NICU: A special place for the tiniest patients

For many women with high-risk pregnancies, carrying the baby for a full 40 weeks might not be possible. In some cases the baby may come early due to prterm labor. In others, the perinatologists may decide that delivering the baby early is the safest choice for both mother and child.

Premature babies and those who need ongoing medical care stay in a specialized facility called the neonatal intensive care unit (NICU). The UC Irvine Medical Center NICU is one of the most advanced in the region. It’s a Level III unit, meaning it meets the most rigorous standards set by the state and is capable of caring for infants born as early as 23 weeks gestation. For these tiniest of preemies, the unit has a section designated the “petite suite.”

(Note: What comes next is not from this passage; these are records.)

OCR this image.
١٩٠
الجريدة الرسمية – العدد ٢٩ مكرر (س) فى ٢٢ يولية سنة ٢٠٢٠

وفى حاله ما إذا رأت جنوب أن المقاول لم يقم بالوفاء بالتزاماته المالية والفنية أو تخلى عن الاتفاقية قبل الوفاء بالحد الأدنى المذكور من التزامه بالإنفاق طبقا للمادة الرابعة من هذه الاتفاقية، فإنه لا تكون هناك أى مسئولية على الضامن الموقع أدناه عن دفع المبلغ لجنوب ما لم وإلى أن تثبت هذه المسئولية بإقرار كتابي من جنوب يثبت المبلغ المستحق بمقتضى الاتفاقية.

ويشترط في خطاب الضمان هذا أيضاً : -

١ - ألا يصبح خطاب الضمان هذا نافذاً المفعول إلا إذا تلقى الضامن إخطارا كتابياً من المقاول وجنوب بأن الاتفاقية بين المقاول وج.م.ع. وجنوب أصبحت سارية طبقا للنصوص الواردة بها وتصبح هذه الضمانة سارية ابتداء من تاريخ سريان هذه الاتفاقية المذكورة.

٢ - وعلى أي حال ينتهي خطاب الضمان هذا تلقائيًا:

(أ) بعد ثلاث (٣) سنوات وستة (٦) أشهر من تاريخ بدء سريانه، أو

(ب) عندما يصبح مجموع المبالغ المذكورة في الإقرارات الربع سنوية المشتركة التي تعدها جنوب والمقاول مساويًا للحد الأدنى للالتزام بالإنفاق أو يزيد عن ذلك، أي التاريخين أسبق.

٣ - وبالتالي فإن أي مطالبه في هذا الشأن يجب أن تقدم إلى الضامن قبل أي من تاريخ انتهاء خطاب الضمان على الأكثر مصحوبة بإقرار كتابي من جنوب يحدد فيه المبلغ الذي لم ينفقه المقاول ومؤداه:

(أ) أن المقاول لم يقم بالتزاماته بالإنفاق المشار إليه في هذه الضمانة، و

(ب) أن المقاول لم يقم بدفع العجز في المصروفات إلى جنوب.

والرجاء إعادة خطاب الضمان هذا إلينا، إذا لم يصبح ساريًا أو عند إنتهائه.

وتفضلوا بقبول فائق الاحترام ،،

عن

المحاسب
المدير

“When babies are born extremely premature, before 28 weeks, they can face many challenges and they need constant specialized care,” says Dr. Jennifer Jolley. “Their lungs are not be fully mature, so they need respiratory support. They have a risk for bleeding in the brain that could lead to neurodevelopmental dealys, and have an increased risk for other complications with other organs.”

For any baby staying in the NICU, safety and support is paramount to all — and that includes parents and loved ones. The 45-bed facility, which is staffed around the clock by dedicated primary care nursing teams, has includes private rooms where parents can visit 24 hours a day and sit in special “kangaroo” chairs that allow parents to hold their infant with skin-to-skin contact.